George Cooper was a Columbia Law professor with a graying beard, shaggy hair, and glasses. He had a twelve-year-old daughter named Amanda—when Judy and George met, Amanda had heard of Judy Blume but he hadn’t. For their first date, on a Sunday, they went to dinner. The next night they got tickets to see Apocalypse Now. On Tuesday, Judy had a date with another guy. George came over afterward and as Judy likes to put it in interviews, he never left.

In her 2004 introduction to her adult novel Smart Women, Blume writes of getting to know George: “Falling in love at forty (or any age) is s’wonderful, just like the song says. But this time around you bring all that baggage with you, not to mention your kids, who might not think it’s as romantic as you do.”

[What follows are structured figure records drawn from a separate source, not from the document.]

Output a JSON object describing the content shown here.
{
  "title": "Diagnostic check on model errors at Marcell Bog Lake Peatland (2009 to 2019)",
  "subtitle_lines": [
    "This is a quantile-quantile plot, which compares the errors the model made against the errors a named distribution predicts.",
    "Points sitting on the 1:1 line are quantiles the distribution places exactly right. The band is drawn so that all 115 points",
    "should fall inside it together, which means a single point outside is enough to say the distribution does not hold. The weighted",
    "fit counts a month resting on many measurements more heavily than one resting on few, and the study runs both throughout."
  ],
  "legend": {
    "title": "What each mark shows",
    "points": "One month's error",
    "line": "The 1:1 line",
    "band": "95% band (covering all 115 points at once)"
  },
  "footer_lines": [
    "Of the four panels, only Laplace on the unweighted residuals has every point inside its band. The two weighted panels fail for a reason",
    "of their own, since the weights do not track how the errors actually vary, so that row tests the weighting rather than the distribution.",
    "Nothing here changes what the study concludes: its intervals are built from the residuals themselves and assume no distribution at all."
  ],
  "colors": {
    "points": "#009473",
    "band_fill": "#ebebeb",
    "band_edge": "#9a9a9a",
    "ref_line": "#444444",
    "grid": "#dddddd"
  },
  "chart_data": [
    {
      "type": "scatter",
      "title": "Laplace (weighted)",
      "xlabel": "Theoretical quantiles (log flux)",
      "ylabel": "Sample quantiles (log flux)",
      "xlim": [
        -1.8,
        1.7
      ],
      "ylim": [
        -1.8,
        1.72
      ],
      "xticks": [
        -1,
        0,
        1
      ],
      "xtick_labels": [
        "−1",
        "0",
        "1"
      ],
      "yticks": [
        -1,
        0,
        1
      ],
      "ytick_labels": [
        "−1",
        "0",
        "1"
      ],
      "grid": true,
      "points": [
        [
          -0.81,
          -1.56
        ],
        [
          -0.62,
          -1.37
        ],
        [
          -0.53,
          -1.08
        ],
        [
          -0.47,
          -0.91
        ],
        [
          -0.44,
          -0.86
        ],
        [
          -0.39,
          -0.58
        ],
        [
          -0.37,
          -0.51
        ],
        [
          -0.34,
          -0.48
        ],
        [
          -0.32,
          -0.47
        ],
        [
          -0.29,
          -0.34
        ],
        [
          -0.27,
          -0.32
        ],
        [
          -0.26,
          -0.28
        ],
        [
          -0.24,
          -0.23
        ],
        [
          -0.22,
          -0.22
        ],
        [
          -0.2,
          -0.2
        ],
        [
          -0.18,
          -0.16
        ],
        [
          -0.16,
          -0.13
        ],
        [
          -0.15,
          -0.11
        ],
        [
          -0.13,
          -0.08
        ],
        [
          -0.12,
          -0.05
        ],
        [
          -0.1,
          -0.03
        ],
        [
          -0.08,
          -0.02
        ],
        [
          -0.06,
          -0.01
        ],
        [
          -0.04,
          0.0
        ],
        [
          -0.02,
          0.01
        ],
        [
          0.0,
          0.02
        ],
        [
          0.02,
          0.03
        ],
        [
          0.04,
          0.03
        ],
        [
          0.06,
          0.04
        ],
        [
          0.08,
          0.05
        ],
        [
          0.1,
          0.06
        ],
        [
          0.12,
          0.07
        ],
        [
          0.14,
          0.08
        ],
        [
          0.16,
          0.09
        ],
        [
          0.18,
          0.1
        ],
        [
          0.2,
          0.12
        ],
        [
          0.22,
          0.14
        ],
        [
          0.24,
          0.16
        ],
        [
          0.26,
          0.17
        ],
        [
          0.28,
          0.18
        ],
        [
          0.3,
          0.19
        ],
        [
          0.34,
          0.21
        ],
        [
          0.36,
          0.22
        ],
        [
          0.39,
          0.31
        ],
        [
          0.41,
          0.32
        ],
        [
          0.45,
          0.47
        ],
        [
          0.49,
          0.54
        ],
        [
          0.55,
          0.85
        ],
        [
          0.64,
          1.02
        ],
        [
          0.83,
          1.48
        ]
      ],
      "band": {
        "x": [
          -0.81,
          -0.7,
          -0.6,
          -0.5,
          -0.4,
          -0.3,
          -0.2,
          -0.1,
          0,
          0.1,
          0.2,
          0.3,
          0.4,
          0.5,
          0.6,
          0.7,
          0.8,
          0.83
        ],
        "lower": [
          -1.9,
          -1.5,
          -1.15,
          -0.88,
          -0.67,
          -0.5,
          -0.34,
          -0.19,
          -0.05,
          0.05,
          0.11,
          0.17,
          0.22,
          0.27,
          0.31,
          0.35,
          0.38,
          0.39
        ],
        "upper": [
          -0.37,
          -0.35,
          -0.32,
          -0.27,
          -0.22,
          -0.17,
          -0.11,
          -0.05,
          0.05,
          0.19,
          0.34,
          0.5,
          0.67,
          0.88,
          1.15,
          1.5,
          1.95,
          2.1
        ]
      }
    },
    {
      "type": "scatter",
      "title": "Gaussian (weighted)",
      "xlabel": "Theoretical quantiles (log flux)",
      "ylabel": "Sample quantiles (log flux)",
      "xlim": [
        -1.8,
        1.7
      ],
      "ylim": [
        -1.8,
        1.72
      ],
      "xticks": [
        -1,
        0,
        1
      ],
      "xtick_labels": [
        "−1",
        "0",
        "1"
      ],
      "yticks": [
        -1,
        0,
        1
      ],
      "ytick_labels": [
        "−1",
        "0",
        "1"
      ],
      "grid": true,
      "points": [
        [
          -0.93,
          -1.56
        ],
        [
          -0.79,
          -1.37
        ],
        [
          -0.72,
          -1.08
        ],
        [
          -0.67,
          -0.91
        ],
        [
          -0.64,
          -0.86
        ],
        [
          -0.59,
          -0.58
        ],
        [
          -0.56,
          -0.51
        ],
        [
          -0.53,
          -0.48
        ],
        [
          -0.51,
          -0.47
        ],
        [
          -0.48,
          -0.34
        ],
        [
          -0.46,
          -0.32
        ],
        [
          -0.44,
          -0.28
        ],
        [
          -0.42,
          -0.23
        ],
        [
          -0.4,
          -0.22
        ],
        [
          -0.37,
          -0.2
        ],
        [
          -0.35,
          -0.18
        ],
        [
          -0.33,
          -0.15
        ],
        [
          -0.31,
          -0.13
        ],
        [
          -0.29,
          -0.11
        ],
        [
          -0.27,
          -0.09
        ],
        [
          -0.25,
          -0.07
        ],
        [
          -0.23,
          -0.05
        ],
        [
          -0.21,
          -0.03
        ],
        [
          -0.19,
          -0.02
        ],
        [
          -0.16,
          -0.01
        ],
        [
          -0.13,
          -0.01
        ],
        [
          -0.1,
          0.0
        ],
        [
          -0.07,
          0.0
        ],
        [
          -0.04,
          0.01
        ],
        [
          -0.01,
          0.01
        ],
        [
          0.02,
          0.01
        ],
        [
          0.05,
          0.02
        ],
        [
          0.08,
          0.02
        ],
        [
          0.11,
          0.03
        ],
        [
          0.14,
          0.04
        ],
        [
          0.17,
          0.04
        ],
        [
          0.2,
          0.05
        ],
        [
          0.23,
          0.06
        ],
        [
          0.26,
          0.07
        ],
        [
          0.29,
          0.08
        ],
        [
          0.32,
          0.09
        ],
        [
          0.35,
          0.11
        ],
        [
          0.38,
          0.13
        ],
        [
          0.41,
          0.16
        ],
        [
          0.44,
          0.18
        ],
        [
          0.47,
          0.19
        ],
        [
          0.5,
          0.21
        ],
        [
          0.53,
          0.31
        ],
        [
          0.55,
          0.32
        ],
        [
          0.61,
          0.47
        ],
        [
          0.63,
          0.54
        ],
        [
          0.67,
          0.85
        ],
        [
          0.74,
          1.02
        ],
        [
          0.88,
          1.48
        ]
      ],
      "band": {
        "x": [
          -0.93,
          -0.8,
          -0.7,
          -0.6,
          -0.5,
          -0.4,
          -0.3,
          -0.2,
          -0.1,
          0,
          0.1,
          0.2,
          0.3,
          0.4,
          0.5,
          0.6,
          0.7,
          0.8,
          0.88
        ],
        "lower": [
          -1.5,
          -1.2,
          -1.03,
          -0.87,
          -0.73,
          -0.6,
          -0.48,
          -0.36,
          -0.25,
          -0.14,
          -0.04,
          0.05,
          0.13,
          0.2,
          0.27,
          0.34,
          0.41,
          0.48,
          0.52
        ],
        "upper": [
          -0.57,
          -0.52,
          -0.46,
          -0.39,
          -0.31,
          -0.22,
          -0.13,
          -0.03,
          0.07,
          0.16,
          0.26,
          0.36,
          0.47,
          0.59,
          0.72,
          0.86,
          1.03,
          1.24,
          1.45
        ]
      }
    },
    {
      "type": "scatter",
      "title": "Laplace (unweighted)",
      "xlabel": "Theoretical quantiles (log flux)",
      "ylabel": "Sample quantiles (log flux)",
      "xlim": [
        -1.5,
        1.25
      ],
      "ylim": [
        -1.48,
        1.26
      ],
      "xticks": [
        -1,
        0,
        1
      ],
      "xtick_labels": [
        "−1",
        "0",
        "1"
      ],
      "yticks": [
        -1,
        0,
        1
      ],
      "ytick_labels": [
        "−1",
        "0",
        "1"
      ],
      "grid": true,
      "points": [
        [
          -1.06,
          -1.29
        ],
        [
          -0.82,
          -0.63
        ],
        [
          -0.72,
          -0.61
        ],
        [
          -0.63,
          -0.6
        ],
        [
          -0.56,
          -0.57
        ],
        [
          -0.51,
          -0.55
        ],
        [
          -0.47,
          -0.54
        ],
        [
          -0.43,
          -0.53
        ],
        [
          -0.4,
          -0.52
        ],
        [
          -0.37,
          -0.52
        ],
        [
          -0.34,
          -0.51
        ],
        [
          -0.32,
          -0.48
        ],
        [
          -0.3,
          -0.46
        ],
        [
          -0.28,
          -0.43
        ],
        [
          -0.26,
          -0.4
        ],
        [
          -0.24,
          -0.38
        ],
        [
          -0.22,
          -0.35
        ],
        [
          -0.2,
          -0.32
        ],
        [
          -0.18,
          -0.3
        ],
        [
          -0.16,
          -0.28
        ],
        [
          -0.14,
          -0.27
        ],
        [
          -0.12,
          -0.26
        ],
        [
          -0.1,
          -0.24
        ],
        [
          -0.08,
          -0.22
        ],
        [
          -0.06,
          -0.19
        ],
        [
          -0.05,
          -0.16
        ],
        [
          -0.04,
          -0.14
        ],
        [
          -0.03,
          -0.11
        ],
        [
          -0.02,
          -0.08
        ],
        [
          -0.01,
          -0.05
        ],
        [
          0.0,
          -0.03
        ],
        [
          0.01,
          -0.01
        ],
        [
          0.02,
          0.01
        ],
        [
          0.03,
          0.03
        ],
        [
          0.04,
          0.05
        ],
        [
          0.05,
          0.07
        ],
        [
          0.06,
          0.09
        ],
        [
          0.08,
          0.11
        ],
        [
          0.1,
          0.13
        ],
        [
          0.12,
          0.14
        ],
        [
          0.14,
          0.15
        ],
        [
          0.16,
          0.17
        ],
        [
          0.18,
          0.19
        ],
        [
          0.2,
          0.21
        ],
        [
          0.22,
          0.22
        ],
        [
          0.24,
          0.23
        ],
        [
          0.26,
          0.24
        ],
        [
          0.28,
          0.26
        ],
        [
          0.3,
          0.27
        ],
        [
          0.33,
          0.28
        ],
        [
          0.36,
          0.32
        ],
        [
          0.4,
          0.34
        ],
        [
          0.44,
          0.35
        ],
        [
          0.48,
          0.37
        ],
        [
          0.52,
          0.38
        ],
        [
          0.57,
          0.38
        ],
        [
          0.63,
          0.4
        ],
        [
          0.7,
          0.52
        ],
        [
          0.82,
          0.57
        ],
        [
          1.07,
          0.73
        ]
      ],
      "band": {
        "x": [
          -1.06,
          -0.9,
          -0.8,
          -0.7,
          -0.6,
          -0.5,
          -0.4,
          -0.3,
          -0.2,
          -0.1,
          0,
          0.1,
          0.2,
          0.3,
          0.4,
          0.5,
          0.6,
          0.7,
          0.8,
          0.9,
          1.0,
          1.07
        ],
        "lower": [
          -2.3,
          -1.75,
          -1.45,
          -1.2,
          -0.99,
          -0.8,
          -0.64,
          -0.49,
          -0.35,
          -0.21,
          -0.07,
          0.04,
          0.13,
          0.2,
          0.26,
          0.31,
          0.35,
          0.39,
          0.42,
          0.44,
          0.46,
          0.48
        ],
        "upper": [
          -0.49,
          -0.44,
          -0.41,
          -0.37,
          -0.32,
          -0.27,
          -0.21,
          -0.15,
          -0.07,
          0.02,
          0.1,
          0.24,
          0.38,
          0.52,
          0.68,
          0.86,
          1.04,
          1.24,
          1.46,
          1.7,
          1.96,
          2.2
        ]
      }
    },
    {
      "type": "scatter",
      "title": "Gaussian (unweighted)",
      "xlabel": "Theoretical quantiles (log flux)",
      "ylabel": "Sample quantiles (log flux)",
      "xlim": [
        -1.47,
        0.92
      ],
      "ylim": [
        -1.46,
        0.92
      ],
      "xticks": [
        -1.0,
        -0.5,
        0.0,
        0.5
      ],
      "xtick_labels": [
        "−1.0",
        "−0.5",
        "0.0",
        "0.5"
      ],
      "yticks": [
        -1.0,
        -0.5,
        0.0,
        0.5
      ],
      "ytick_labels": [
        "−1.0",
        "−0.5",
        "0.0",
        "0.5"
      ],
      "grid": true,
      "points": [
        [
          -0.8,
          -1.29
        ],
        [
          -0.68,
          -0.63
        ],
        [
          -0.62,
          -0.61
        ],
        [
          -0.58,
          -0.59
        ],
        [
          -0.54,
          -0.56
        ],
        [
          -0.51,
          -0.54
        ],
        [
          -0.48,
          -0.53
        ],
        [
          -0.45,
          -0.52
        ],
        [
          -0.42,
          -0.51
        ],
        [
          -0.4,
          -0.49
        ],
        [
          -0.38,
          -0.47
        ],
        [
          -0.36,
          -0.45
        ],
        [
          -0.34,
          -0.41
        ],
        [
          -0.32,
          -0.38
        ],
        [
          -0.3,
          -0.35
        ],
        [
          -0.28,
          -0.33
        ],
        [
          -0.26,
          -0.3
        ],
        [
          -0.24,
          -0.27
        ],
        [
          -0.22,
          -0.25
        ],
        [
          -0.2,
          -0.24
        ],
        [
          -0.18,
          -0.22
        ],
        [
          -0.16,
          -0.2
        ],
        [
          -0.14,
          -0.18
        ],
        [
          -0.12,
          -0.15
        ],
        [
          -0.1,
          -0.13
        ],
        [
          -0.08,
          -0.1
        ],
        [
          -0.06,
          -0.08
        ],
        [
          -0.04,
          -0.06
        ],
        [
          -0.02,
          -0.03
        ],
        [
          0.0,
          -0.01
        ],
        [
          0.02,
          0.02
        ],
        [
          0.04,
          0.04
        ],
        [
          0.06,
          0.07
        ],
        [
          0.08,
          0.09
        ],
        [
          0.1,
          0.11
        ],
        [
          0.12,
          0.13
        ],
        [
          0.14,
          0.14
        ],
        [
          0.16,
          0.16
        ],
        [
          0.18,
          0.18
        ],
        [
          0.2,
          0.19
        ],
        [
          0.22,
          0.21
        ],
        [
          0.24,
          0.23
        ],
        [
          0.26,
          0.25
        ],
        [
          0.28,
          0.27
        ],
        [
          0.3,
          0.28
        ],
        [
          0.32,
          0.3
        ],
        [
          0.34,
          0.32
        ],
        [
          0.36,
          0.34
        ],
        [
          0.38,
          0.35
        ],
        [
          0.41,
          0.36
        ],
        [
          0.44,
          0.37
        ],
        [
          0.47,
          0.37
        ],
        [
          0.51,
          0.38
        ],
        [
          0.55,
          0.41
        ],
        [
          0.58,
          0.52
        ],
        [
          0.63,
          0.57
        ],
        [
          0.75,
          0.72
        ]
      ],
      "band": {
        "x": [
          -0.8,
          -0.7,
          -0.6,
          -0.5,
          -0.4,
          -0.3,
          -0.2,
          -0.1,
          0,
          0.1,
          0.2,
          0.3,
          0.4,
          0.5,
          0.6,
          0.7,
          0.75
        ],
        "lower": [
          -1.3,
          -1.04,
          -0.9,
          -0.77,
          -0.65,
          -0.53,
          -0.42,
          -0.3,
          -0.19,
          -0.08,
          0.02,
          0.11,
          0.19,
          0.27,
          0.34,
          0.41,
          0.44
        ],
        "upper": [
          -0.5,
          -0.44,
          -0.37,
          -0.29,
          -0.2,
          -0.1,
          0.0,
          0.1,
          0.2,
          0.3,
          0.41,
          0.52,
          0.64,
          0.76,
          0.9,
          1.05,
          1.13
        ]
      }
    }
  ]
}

Smart Women, first published in 1983, covers exactly this territory. Margo is a divorced mother of two teenagers, raising them as a single mom in Boulder, Colorado. Over the past few years, her children, Michelle and Stuart, have transformed from her sweet little buddies into rough, prickly strangers, banging around the house. After spending the summer in New York with their conservative father, Stuart comes back west as Dad’s preppy clone with a tidy haircut, piles of Polo shirts, and a newfound passion for tennis. Meanwhile Michelle is consistently hard on Margo. “She did not understand how or why Michelle had turned into this impossible creature,” Margo says early on in the novel. “Margo would never voluntarily live with such an angry, critical person. Never. But when it was your own child you had no choice.”

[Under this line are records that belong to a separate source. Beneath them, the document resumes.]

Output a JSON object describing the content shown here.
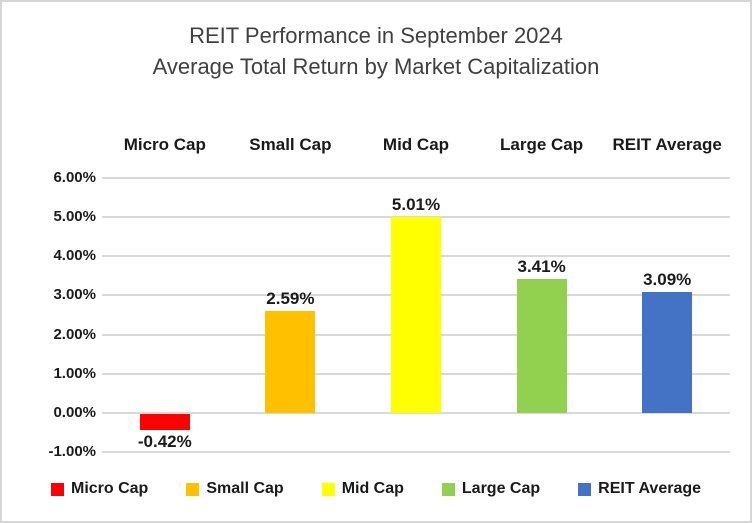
{
  "title": {
    "line1": "REIT Performance in September 2024",
    "line2": "Average Total Return by Market Capitalization"
  },
  "chart_data": {
    "type": "bar",
    "title": "REIT Performance in September 2024 — Average Total Return by Market Capitalization",
    "xlabel": "",
    "ylabel": "",
    "categories": [
      "Micro Cap",
      "Small Cap",
      "Mid Cap",
      "Large Cap",
      "REIT Average"
    ],
    "values": [
      -0.42,
      2.59,
      5.01,
      3.41,
      3.09
    ],
    "data_labels": [
      "-0.42%",
      "2.59%",
      "5.01%",
      "3.41%",
      "3.09%"
    ],
    "bar_colors": [
      "#FF0000",
      "#FFC000",
      "#FFFF00",
      "#92D050",
      "#4472C4"
    ],
    "y_ticks": [
      {
        "label": "6.00%",
        "value": 6
      },
      {
        "label": "5.00%",
        "value": 5
      },
      {
        "label": "4.00%",
        "value": 4
      },
      {
        "label": "3.00%",
        "value": 3
      },
      {
        "label": "2.00%",
        "value": 2
      },
      {
        "label": "1.00%",
        "value": 1
      },
      {
        "label": "0.00%",
        "value": 0
      },
      {
        "label": "-1.00%",
        "value": -1
      }
    ],
    "ylim": [
      -1,
      6
    ],
    "grid": true,
    "legend": {
      "position": "bottom",
      "entries": [
        "Micro Cap",
        "Small Cap",
        "Mid Cap",
        "Large Cap",
        "REIT Average"
      ]
    }
  },
  "colors": {
    "background": "#FFFFFF",
    "border": "#D6D6D6",
    "gridline": "#D9D9D9",
    "title_text": "#404040",
    "label_text": "#1A1A1A"
  }
}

In the introduction, Blume explains that because some details from her personal life overlapped with Margo’s, everyone assumed Smart Women was about her and her family. Even Randy, she says, “believes that Michelle is based on her (when she was that age) and maybe she’s right.” Judy goes on to say that “all the characters in the book (okay, except for some parts of Michelle) are fictional,” admitting that Michelle is closest to her heart. “Michelle is my favorite character in the book… I love her for giving her mother a hard time because she cares about her and can’t bear to see the family painfully disrupted again.”